A good way to begin is to think about what you would expect if you rented a vacation home from someone else. A modern, sparkling clean, well furnished, stylish place is a starter. Amenities: flat screen TV for sure, but how about, a great grill, beautiful glasses and dinnerware, extra dreamy outdoor furniture, plush bed linens. You’ll be competing with other snazzy places, so your home needs to stand out.
Next, management. Someone has to make and coordinate those bookings, set the house up, arrange cleaning. Create the marketing copy and images. It can be you, and if you have the skills and time, it should be you. The IRS allows you to deduct up to $25,000 a year in write-offs if your adjusted gross income is less than $100,000 and you actively manage the property. Over $150,000 AGI and the tax break goes away.
You’ll also have to decide whether you want that July 4 weekend at the house, or you want the rental income. Vacationers will want your house probably when you do, so to make money on the property, you’re going to have to enjoy your house on some of the off-times.
Though you will be offsetting expenses with rental income, there will be some additional expenses to deal with. Some are associated with greater wear and tear and the need to keep the property in tip-top condition. This includes the landscaping. Then there’s the cleaning expense; the property must be thoroughly cleaned before each rental. You’ll probably want at least a set of sheets and towels for exclusive guest use.
The tax issues regarding second homes are complex and you should familiarize yourself with them before you decide vacation ownership is for you.
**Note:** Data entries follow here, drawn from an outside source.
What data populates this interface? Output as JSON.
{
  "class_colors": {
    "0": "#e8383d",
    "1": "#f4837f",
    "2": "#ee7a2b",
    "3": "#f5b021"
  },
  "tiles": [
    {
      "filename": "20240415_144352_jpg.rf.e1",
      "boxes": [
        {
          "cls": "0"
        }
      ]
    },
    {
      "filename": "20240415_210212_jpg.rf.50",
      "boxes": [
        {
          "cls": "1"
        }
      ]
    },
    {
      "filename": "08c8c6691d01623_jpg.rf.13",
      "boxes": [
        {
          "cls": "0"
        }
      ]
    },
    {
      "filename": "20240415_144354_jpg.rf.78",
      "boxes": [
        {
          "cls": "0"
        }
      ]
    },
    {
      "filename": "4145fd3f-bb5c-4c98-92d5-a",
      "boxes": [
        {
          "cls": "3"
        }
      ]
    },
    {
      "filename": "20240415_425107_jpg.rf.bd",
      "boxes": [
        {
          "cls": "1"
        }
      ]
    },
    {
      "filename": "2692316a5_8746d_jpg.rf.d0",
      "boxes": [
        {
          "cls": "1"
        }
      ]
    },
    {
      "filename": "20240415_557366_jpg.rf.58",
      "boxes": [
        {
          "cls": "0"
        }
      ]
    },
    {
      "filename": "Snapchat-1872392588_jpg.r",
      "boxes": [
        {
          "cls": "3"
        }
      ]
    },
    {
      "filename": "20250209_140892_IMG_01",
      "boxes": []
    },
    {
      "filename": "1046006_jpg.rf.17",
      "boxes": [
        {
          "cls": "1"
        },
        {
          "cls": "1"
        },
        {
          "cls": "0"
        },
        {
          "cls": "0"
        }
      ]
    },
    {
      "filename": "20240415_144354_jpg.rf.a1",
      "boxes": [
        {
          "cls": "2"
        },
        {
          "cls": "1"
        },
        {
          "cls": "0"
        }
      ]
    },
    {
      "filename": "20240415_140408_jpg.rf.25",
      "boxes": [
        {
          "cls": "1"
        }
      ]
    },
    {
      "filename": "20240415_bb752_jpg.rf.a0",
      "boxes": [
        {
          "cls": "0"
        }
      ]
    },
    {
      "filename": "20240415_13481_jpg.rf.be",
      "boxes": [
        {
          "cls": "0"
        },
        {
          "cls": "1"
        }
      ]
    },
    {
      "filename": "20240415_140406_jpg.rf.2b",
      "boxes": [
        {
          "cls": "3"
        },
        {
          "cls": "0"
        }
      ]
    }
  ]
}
You are permitted to rent your vacation home for up to 14 days a year and not report any of the income. A two week rental a year is a nice little windfall, but it’s not going to cover the costs of ownership.
If you do use the property as an investment and rent it on an ongoing basis, you may still have losses, and these can best be mitigated if you manage the property yourself. Owning and renting a vacation home is challenging for non-accountants. You will have to pro-rate the income and expenses by the amount of time you occupy the property. You will have to report the rental income while deducting rental related expenses on your Schedule E. Expenses related to your personal use go on your Schedule A.
So there are pluses and minuses to vacation home ownership. But while you are lounging on your lovely deck looking out upon gorgeous vistas, you’re unlikely to be weighing and measuring. Just make sure you factor in all the variables before you plunge.